Stimmen häufeln auf dem Wahlplakat

Bei Kommunalwahlen in Bayern dürfen Bajuwaren in Bodenhaltung bis zu 80 Stimmen verteilen, sogar an andere Parteien als die CSU

MÜNCHEN taz ■ Um zu verstehen, warum im Freistaat Bayern zumindest auf kommunaler Ebene genau das Wahlrecht gilt, das besser dorthin passt als jedes andere, muss man nur mal mit dem SPD-Spitzenkandidaten übers Land zu fahren. Die Tour durch Dörfer wie Kleinstädte kommentierten die Pressebetreuer gern in einem Anflug von Galgenhumor: „Hier hat die CSU letztes Mal ja nur 88 Prozent geholt.“ Denn die CSU ist nicht nur irgendeine Partei im politischen Spektrum, sondern sie deckt diverse Positionen von SPD, FDP und – seltener – den Grünen gleich mit ab. Den rechten Rand hält sie ohnehin besetzt.

Insofern finden gerade auf kommunaler, aber auch auf landespolitischer Ebene die entscheidenden politischen Auseinandersetzungen nicht zwischen Parteien, sondern fast nur innerhalb der CSU statt – dort wird dann aber oft mit einer Schärfe und Hinterlistigkeit gekämpft, die keinem schweren Gefecht zwischen unterschiedlichen Parteien nachsteht. Genau deshalb ist es unerlässlich, dass wenigstens das kommunale Wahlrecht den WählerInnen verschiedene Möglichkeiten beim Abstimmen einräumt.
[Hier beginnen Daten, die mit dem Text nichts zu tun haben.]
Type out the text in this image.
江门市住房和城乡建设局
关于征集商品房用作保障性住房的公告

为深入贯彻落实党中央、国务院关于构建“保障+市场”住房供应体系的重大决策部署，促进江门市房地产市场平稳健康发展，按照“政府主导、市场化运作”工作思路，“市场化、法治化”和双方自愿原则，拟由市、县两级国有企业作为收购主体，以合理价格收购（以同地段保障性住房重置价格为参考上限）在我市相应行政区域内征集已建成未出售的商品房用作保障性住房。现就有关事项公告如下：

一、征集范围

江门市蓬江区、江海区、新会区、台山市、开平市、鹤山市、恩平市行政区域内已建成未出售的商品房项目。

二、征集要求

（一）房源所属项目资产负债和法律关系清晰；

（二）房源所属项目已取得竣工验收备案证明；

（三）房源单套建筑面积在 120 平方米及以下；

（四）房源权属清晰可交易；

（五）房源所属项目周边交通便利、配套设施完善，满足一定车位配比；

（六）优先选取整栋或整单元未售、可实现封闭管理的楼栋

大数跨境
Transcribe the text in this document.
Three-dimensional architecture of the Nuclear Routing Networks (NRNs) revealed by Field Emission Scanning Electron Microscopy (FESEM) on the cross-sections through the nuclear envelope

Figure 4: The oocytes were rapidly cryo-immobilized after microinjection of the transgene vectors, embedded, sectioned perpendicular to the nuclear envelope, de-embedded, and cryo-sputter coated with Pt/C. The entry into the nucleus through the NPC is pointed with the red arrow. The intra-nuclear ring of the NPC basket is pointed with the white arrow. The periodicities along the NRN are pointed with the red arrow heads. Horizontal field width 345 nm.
Statt eine Parteiliste insgesamt abzuhaken, ist es etwa möglich, seine Stimmen zu kumulieren, was der Bayer allerdings nur als „Häufeln“ kennt: Man kann einem oder mehreren Kandidaten bis zu drei Stimmen geben. Man verfügt über so viele Stimmen, wie es Sitze im Gemeinde- oder Stadtrat gibt: In kleinen Orten bis 1.000 Einwohnern sind das acht, in München 80. Das „Häufeln“ ist ein hervorragendes Instrument, um verschiedene Personen und politische Strömungen zu begünstigen – und andere abzustrafen, denn es ist auch möglich, Kandidaten von der Liste zu streichen.
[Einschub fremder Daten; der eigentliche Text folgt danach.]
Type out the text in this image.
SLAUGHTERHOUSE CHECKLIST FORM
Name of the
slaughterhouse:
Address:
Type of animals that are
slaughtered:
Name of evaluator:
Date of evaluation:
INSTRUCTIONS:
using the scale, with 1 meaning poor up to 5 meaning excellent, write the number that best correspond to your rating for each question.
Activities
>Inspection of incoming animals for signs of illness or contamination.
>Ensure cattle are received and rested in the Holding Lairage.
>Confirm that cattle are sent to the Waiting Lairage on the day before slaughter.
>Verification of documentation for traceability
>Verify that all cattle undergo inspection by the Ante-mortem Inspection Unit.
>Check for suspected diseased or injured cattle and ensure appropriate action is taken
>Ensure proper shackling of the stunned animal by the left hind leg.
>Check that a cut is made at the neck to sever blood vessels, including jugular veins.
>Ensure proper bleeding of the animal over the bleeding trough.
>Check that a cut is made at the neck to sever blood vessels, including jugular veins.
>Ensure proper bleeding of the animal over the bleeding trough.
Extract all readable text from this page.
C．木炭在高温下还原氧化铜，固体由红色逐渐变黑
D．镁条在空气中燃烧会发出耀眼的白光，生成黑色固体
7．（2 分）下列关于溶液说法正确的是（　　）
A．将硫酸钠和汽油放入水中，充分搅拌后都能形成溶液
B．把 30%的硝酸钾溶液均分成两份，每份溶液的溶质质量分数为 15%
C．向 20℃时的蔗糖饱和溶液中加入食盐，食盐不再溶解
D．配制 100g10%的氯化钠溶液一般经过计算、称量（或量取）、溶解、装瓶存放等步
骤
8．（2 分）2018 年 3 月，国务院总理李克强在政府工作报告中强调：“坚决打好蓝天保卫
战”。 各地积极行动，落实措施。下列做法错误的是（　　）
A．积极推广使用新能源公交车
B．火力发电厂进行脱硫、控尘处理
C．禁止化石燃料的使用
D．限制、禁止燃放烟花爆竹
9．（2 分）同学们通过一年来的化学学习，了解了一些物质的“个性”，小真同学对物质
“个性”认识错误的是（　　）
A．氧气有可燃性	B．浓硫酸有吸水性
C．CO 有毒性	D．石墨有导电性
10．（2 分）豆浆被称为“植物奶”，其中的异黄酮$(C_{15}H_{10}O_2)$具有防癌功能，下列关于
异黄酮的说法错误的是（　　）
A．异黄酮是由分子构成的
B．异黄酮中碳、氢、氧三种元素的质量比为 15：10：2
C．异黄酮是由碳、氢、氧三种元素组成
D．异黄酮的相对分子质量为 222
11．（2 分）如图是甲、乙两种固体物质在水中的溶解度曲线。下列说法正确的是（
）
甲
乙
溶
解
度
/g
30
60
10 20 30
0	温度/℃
Auf den ersten Blick wirkt das verwirrend, allerdings nur, wenn man sich nicht das weithin übliche Abstimmungsverhalten bei bayerischen Kommunalwahlen vor Augen führt. Normalerweise wird dort das Kreuz bei einer bestimmten Partei gesetzt, also im Regelfall der CSU – und dann beginnt man, innerhalb der Liste nach Herzenslust anzukreuzen und zu streichen. Wer es noch etwas ausgefeilter mag, nutzt auch die Möglichkeit des Panaschierens, sprich, seine Stimmen auf verschiedene Listen zu verteilen.
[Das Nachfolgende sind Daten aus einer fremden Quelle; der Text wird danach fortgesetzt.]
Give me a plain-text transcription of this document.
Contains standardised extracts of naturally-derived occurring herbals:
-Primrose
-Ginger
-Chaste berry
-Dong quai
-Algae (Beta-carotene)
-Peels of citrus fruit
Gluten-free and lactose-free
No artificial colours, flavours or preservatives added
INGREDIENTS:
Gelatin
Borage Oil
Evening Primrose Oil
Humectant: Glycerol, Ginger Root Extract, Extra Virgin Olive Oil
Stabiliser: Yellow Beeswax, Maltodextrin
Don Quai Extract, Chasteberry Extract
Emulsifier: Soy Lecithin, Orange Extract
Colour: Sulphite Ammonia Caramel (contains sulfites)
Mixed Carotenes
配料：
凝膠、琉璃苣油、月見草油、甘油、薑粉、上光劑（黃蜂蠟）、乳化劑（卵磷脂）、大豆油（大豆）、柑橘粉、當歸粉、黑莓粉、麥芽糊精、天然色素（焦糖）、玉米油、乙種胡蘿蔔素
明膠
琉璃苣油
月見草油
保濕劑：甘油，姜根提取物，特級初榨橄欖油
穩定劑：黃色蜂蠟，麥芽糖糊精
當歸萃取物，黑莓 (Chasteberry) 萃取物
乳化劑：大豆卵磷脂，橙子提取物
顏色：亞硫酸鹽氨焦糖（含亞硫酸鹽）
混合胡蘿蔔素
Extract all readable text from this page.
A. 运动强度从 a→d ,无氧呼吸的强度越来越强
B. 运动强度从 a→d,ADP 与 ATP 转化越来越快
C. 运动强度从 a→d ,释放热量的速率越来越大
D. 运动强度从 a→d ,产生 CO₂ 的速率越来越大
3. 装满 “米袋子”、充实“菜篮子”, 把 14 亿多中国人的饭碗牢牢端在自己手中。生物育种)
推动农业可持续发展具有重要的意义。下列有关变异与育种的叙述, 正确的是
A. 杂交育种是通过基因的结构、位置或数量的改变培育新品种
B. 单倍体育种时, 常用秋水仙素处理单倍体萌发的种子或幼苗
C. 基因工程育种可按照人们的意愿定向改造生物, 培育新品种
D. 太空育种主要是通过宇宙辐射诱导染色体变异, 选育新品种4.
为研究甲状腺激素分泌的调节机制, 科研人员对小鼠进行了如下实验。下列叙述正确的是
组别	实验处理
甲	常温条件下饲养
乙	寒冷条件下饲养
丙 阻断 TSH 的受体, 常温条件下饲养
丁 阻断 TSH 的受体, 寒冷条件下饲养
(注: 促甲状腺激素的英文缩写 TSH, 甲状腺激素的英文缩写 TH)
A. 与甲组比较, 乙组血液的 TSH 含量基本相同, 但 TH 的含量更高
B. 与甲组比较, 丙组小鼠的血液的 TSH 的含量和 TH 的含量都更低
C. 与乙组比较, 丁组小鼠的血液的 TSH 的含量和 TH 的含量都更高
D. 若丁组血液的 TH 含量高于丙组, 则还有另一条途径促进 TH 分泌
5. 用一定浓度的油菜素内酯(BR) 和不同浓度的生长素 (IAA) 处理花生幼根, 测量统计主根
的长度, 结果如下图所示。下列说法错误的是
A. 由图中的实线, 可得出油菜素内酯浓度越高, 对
Auch diese Option wirkt wie maßgeschneidert für bayerische Verhältnisse: Wenn sich politische Streitigkeiten partout nicht mehr innerhalb der CSU austragen lassen, gründen zumeist ein paar Christsoziale eine „Freie Wählergruppe“. Weil die Übergänge zwischen beiden Vereinigungen fließend sind, wirkt es hilfreich, seine persönlichen Vorlieben über Parteigrenzen hinaus verteilen zu können.

Das einzige, was bayerische Wählerinnen und Wähler nie außer Acht lassen dürfen, ist die Anzahl der Kreuze, die sie auf dem nicht gerade kleinen Wahlbogen machen. Gibt man mehr Stimmen ab, als einem zustehen, wandert der Zettel in die Ablage. Angesichts von etwa dreieinhalb Prozent ungültiger Stimmen bei den Kommunalwahlen 2002 scheint die vergleichsweise komplizierte Methode allerdings nur wenige zu überfordern.

Der kluge Wähler lässt sich, insbesondere wenn er in München wohnt, sein DIN A1-Abstimmungsplakat ohnehin per Post zusenden, um dann auf dem Fußboden der Wohnung über die richtige Verteilung der Stimmen zu sinnieren, statt im Wahllokal womöglich unter Zeitdruck in Panik zu geraten – und vor dem Einwurf in die Urne mit Zettel-Falt-Techniken zu kämpfen, die jeden japanischen Origami-Künstler überfordern würden.